Now building in this game is pretty cool. You can make up your own shops with any scenery you have unlocked or use a pre-built one. Like I said earlier the game has Steam Workshop support so you can find thousands of cool shops, scenery, coasters, and other cool things by looking through there. Building coasters is very easy but has enough tools to really let you run wild. You can pick what kind of track you want, banking, loops, and all at the click of the mouse. You can also landscape with ease by clicking and pulling up and down with the landscaping tool and you can add mountains, hills, water and such. You can change little details like the color of rides and such and that's what makes playing this game so great you can really make your park feel like your own.

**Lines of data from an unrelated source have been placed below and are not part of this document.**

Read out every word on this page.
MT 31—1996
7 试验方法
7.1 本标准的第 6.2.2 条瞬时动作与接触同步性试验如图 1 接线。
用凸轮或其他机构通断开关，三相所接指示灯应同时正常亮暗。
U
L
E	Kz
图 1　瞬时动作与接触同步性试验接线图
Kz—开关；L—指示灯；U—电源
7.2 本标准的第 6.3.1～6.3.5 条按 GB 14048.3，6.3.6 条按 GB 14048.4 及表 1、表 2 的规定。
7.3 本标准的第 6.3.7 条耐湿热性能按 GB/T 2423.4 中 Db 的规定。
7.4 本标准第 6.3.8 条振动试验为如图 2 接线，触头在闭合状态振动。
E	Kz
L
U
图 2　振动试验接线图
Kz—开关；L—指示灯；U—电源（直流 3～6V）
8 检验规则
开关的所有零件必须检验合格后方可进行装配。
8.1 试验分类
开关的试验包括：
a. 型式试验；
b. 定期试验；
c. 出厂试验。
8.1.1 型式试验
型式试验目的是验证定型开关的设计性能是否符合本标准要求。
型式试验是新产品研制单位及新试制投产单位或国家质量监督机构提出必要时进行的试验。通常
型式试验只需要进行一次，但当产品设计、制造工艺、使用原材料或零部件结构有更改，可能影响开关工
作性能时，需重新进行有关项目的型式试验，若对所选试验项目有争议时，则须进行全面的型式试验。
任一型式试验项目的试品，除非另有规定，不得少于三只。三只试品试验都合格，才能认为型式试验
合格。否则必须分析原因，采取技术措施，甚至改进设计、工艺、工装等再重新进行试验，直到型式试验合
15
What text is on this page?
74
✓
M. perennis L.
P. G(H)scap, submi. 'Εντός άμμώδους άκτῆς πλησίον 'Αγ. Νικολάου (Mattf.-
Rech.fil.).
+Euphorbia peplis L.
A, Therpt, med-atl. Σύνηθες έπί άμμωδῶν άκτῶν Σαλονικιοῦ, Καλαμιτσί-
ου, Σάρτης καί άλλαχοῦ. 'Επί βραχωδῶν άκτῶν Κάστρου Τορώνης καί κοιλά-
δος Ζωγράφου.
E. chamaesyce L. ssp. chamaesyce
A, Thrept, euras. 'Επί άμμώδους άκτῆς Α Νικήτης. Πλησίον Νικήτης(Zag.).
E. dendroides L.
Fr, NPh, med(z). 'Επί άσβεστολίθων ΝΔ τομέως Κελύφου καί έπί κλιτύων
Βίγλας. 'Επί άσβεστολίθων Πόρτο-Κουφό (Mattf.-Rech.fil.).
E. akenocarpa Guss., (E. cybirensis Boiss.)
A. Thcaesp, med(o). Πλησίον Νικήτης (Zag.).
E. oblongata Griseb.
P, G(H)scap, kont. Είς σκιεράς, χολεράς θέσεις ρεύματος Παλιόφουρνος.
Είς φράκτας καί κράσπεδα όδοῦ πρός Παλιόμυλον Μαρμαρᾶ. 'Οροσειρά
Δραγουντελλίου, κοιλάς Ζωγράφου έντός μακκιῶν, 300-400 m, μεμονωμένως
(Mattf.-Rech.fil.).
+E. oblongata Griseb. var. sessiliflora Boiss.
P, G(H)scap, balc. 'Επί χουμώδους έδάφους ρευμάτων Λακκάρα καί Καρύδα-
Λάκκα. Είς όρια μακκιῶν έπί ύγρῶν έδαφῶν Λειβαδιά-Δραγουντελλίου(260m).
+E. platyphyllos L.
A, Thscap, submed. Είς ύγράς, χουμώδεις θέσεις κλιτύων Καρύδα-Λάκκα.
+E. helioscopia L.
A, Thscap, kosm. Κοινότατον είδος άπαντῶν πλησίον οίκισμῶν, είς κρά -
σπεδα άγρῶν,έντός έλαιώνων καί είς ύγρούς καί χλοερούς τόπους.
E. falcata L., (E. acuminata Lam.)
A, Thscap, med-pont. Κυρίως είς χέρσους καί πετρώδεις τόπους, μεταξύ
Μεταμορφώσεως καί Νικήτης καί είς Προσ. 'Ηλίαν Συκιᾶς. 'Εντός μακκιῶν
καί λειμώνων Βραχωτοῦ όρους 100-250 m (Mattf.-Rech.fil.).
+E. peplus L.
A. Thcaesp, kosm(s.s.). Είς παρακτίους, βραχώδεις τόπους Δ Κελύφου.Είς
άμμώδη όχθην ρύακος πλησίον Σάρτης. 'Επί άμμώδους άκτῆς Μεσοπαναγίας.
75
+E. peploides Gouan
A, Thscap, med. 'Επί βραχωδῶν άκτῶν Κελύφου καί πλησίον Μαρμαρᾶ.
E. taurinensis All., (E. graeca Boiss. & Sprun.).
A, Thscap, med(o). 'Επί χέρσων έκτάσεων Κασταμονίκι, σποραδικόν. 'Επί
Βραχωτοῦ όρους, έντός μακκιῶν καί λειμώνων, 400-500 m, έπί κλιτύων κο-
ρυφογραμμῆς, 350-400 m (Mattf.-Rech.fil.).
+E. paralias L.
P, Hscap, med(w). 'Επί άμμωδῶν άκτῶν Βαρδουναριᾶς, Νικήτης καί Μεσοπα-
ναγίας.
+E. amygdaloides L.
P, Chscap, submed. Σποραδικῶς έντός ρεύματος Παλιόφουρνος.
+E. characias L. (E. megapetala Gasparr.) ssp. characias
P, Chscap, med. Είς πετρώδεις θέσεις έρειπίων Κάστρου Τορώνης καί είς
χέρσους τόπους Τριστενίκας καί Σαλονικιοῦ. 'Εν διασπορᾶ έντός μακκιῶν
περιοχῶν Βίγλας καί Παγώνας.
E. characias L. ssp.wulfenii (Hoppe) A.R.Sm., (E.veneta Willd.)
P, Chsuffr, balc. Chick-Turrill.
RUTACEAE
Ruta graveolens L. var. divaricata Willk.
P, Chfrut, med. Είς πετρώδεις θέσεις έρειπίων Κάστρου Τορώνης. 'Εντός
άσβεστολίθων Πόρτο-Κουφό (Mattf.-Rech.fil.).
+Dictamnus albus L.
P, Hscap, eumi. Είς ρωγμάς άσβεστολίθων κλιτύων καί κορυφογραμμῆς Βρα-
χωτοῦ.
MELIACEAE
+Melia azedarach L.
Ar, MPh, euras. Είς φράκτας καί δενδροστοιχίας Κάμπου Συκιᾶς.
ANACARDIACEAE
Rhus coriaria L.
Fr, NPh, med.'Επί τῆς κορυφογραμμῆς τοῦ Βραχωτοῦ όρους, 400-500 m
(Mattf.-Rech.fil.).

The game looks absolutely gorgeous and I wasn't even playing on the highest quality. Riding the rides in first person made me wish they would make a VR version of the game, as it would be amazing, and perfect for this kind of game. The game also comes packed with music that you can select for rides to play while they are moving. You can even add you own music into the game!
Related reading: Over on the Apple iPad, a really good simulation game to consider is Transport Tycoon. Matt's full review.
Of course, none of this will be particularly new to people who have played theme park management sims in the past. Because the developer was effectively responsible for so much of the development of the game in the first place, it is perhaps unsurprising that Planet Coaster choose to build on top of the existing foundations, rather than re-invent the wheel. What makes the game so special is the fact that the refinements are so perfect, and the core gameplay loops so competently pulled together, that it feels like the ultimate version of everything that the developer has been working on over all these years.
Planet Coaster is everything I could want in a simulation game of this type. Good management tools, good building tools, and most of all, it is extremely fun to play. It's the best amusement park simulation we've seen yet, and any complaints that you might have with the variety of rides that it offers are mitigated brilliantly by the use of Steam Workshop to allow the community to broaden the experience. In this way Planet Coaster feels both nostalgic and yet eminently modern.